Now, at different points/phases of training those parameters should and will take different values depending on our use case. Every parameters is somehow related to the other. Like for example learning rate correlates indirectly with WD, GC, rank, scale and d/o. If you change number of layers or rank then you need to adjust the other parameters also. Key factors for changing your parameters:

  • number of QA in datasets
  • number of training data vs validation data
  • data structure and quality
  • model parameters size
  • number of iterations/epochs (how many times model sees your data in training)
  • where you want to either generalize or specialize your data and model interaction

Training

You can run training as follows including W&B reporting for better analysis.

python -m mlx_lm lora -c train-config.yaml --wandb your-project

You can monitor your training either in console or oin W&B. Rule of a thumb is that validation loss should go down and should go down together with training loss. Training loss should not be much lower than validation loss which could mean overfitting data which degrades model’s ability to generalize things.
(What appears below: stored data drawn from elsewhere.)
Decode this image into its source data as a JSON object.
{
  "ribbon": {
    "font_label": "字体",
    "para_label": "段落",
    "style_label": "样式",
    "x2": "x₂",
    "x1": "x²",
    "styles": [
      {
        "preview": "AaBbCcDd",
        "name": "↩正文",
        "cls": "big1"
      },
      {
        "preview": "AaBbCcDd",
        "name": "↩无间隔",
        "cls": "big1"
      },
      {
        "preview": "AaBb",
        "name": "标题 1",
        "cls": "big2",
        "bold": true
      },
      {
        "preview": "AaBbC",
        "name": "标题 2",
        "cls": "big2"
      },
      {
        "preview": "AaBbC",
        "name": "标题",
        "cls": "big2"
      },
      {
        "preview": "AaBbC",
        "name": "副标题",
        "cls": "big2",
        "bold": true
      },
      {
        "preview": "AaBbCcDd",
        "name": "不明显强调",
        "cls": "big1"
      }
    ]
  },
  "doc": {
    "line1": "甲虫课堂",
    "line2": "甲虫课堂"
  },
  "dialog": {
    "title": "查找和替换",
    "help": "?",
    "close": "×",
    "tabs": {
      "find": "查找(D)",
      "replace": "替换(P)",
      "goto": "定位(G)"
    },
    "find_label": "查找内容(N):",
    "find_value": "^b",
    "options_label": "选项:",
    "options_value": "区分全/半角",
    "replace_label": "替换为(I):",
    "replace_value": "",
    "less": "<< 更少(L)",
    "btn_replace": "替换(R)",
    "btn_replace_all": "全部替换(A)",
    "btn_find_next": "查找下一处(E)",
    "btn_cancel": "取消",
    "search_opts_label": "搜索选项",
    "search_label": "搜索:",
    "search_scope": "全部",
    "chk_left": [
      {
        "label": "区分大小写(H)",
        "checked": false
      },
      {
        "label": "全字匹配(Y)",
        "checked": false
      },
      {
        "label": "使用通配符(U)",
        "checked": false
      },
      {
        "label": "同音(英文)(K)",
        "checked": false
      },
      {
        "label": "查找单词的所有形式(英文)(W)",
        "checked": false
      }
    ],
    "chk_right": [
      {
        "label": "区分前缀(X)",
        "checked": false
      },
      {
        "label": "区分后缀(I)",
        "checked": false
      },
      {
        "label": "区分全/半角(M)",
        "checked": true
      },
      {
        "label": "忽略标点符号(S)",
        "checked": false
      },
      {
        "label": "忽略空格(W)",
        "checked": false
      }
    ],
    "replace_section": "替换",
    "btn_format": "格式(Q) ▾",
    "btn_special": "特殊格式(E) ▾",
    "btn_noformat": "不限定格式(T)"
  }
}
Ideal configuratino is go as low as possible, both both validation and training loss.

Iter 850: Val loss 0.757, Val took 99.444s
Iter 850: Train loss 0.564, Learning Rate 1.065e-05, It/sec 0.255, Tokens/sec 177.088, Trained Tokens 581033, Peak mem 33.410 GB
Iter 850: Saved adapter weights to adapters-drs2/adapters.safetensors and adapters-drs2/0000850_adapters.safetensors.
...
Iter 900: Val loss 0.805, Val took 99.701s
Iter 900: Train loss 0.422, Learning Rate 8.303e-06, It/sec 0.248, Tokens/sec 173.218, Trained Tokens 615120, Peak mem 33.410 GB
Iter 900: Saved adapter weights to adapters-drs2/adapters.safetensors and adapters-drs2/0000900_adapters.safetensors.
...
Iter 1000: Val loss 0.791, Val took 99.140s
Iter 1000: Train loss 0.396, Learning Rate 4.407e-06, It/sec 0.248, Tokens/sec 172.078, Trained Tokens 683991, Peak mem 33.410 GB
Iter 1000: Saved adapter weights to adapters-drs2/adapters.safetensors and adapters-drs2/0001000_adapters.safetensors.
Saved final weights to adapters-drs2/adapters.safetensors.

Fusing LORA and exporting GGUF

Once you are ready and done with your traing you can either use LORA adapter in generation of just fuse this LORA adapter it into base model which is more handy as it can be also copied into LMStudio model directory for much more user friendly use and your newly trained model evaluation.

python -m mlx_lm.fuse --model $1 --adapter-path adapters --save-path model/$2
cp -r model/$2 /Users/your-user/.lmstudio/models/your-space/

Where $1 is HuggingFace base model path, $2 is model name in output path. You can also fuse into GGUF format by using --export-gguf and you can also convert HF model into GGUF using llama.cpp (https://github.com/ggml-org/llama.cpp.git). Please note that converting it into GGUF or converting it into Ollama “format” will possibly cause quality issues. Cause for this might be because of weights formatting, number representation or other graph difrerences which are by now not idientifed on my side.

python convert_hf_to_gguf.py ~/.lmstudio/models/your-space/your-model-folder --outtype q8_0 --outfile ./out.gguf

Data

You need data to start training. It is whole separate concept aside from properly parametrizing your training process. It is not only data itself but whole augumentation process including paraphrases, synonyms, negative examples, step-by-step etc.

Available formats are as follows:

{"messages": [{"role": "user", "content": "What is AI?"}, {"role": "assistant", "content": "AI is..."}]}
{"prompt": "Explain quantum computing", "completion": "Quantum computing uses..."}
{"text": "Complete text for language modeling"}

Tried all of them and the most applealing seems to be prompt/completion one.